Choosing an NGO

A question of choice: How to identify and qualify NGOs for CSR

 

Companies in India appear spoilt for choice when it comes to choosing implementation partners for their mandated CSR activities. The ratio of NGOs to people (1 NGO for 600 people) currently outnumbers the ratio of policemen to citizens (1 policeman for 943 people). However ascertaining the credibility and efficacy of an NGO for a company’s CSR implementation is as daunting in sheer volume as it is in the depth of work involved, simply because of the staggering variety and nature of work of NGOs.

So what factors do companies need to look at while implementing their CSR strategy?

Legal compliance, responsible governance and financial sustainability are necessary but not sufficient conditions to identify appropriate implementation partners. Companies need to move beyond these factors and look at the “fit” of an NGO, taking into account the dynamic nature of their work, the lack of standardized reporting procedures and easily comparable benchmarks.

Criteria used to assess organizations in the business world, may not represent an NGO’s suitability for CSR accurately. For instance, a well-established NGO may rank well on governance and processes but may not have a suitable project that lends itself to corporate engagement or may not have the “community connect” with remote villages that a local NGO would. NGOs work according to the evolving needs of communities and donors and should therefore capture both long-term trends as well as recent activities to present a clearer picture of their work and impact to companies looking to implement programs with them.

The problem of reporting is compounded by the lack of adequate regulation for NGOs to disclose information to the public, resulting in irregular reporting and ad hoc reporting procedures. This presents a serious problem to companies that require information about the NGO and their work for their own compliance.

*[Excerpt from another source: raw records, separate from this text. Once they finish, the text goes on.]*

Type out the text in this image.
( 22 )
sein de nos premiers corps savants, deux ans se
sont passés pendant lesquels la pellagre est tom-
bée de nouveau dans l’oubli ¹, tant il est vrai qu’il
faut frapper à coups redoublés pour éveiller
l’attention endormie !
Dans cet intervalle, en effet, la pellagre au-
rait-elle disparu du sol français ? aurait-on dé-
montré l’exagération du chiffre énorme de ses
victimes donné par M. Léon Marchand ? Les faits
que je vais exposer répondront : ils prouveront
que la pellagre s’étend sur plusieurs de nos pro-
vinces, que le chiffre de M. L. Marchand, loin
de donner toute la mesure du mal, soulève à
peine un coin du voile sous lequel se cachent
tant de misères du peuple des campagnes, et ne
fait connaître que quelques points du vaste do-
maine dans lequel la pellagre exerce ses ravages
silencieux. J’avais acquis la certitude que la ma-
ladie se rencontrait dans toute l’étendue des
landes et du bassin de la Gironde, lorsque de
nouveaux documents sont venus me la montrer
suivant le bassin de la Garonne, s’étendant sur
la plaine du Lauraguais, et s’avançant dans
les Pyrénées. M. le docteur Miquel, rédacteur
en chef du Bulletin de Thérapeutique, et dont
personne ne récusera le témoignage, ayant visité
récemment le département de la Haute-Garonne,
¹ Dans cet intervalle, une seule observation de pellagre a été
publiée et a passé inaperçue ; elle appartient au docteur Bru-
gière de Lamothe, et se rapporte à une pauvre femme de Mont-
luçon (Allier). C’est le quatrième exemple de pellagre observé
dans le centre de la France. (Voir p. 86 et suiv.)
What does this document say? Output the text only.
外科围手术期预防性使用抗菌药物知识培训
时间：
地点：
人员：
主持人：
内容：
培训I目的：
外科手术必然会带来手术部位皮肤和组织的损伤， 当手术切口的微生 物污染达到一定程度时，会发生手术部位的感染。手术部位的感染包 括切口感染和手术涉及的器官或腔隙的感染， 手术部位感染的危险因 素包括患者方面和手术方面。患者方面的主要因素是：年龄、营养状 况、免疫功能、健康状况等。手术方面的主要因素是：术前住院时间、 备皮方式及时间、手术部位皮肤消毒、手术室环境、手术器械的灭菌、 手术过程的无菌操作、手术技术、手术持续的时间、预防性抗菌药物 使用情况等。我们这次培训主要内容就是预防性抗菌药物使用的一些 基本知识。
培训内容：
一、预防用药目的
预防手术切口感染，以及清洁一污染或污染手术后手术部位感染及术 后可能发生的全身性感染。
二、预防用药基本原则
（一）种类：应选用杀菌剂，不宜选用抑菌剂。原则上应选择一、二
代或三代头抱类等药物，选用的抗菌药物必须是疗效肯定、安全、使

Another factor that companies should take into account is the difficulty of developing standard measures with which to compare NGOs. Some institutions are working to develop an accreditation system for NGOs based on their performance over the past 3 years. The system is being developed to help companies choose the right partners for their CSR work. It will be interesting to see how NGOs are rated because the varied nature of their work may present an incorrect picture when looking at numbers without context. For example, league tables comparing staff costs may have wide disparities as many NGOs employ their own staff to deliver critical services while others may work with partner organizations. Staff requirements also vary according to the nature of work – operations such as community outreach are labor intensive while others, like advocacy, may require less staff.

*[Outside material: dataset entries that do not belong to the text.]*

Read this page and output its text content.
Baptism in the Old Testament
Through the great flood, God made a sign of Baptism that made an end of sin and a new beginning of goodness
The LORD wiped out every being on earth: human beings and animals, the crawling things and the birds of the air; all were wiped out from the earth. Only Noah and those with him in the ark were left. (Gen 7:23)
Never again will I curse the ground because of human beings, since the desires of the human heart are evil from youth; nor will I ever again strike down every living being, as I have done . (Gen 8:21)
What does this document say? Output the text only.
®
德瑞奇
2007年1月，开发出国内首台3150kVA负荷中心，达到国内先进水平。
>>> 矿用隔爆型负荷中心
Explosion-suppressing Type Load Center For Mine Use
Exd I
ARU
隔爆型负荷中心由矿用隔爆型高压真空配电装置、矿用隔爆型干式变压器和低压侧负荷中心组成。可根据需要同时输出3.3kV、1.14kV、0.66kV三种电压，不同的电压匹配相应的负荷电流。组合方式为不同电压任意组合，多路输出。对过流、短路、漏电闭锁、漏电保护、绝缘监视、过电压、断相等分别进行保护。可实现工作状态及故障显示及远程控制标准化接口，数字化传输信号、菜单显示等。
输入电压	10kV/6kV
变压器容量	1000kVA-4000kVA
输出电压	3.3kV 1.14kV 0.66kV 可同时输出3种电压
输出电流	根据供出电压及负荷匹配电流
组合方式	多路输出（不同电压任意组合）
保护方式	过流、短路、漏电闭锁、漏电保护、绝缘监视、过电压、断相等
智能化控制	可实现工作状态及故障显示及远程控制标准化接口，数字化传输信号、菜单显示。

Similarly, comparing fundraising ratios across NGOs may also be misleading as these cost ratios are influenced by a number of factors such as the age of an organization, fundraising mix (few donors with large contributions or many donors with small contributions)etc.

One of the most important factors that companies look at is the impact of an NGO’s programs. Comparing these numbers while choosing implementation partners is not feasible because of varied definitions of impact across the sector, as well as the metrics used to determine impact.

Grading NGOs may be a formidable task for companies that are not very familiar with the workings of the NGO sector. In order to implement effective programs with NGOs that are aligned to a company’s CSR strategy and philosophy it may be necessary to conduct a comprehensive due diligence process. While it is equally necessary to evaluate NGOs for their programs, it is important to keep in mind the context within which NGOs are examined and understand the reasons behind the disparity, because numbers only tell half the story.